1.4. No dia 29/01/2019 ficou constituído o tribunal arbitral.
1.5. Cumprindo a estatuição do art. 17.º, n.º 1 e 2 do Decreto-Lei n.º 10/2011, de 20 de janeiro (RJAT) foi a Requerida, em 05/02/2019 notificada para, querendo, apresentar resposta, solicitar a produção de prova adicional e remeter o processo administrativo (PA).
1.6. Em 13/03/2019 a Requerida veio dar conhecimento aos autos de que não pretende apresentar Resposta.
1.7. O tribunal em 20/03/2019 decidiu dispensar a realização da reunião a que o art. 18.º, n.º 1 do RJAT se refere, com base na inexistência de exceções a conhecer e na desnecessidade de convidar as partes a corrigir as peças processuais, bem como dispensar as partes da apresentação de alegações considerando que as questões objecto do pedido de pronúncia se encontram suficientemente analisadas por jurisprudência incuindo do CAAD.

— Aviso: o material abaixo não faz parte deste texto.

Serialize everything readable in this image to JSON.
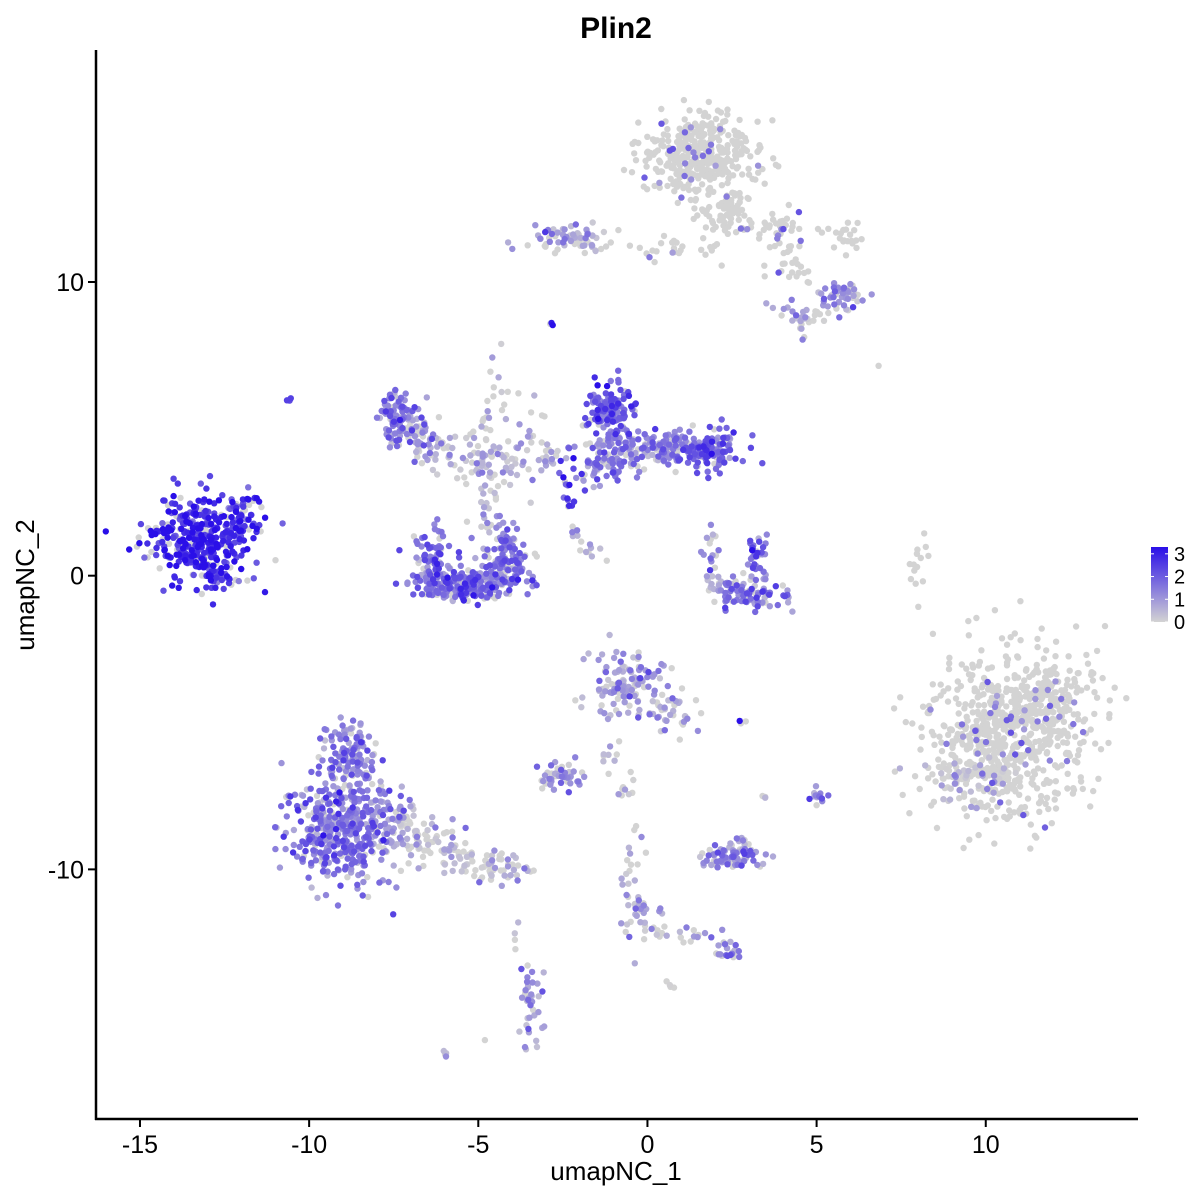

1.8. Foi designada data para prolação da decisão nos termos dos despachos de 20-3-2019 e 24-5-2019.
2. POSIÇÃO DAS PARTES
A Requerente começa por justificar a tempestividade do pedido uma vez que requer também, nesta sede, a anulação do ato tácito de indeferimento da reclamação graciosa assinalada, por forma a prevenir o levantamento de obstáculos processuais à apreciação do mérito das pretensões aqui formuladas, à semelhança do que já sucedeu em processos passados, face a posições diversas dos doutos Tribunais Arbitrais sobre esta mesma questão (cfr. por exemplo o que se verificou no Acórdão Arbitral proferido em 05.05.2014 no âmbito do processo n.º 261/2013-T, disponível para consulta em https://caad.org.pt/tributario/decisoes/).
Para este efeito fundamenta-se no seguinte:
2.1. As liquidações de IMT apresentam como data limite de pagamento o dia 20 de Dezembro de 2017.
2.2. O referido prazo de 120 dias, contados nos termos do artigo 279º do Código Civil, ex vi artigo 20º, nº1, do CPPT, terminou no dia 19 de Abril de 2018.
2.3. Em 19 de Abril de 2018 foi deduzida contra as liquidações de IMT constantes do Documento n.º ... a referida Reclamação Graciosa.
2.4. Tendo a reclamação graciosa em causa sido apresentada perante o serviço competente para o efeito no dia 19 de Abril de 2018, o prazo legal de decisão de 4 meses terminou no dia 19 de Agosto de 2018, contado nos termos previstos nos artigos 20.º, n.º 1 do CPPT e 279.º, alínea c) do Código Civil.
2.5. Considerando-se, pois, a reclamação graciosa tacitamente indeferida a partir do final desse dia 19 de Agosto de 2018.
2.6. Assim sendo, o prazo de 90 dias previsto no artigo 10.º, n.º 1, alínea a) do RJAT, contado nos termos do artigo 102.º, n.º 1, alínea d) do CPPT, termina no 18 de Novembro de 2018, Domingo e dia não útil, transitando, pois, para o término o dia 19 de Novembro de 2018.
A Requerente defende-se depois por impugnação com base nos argumentos seguintes.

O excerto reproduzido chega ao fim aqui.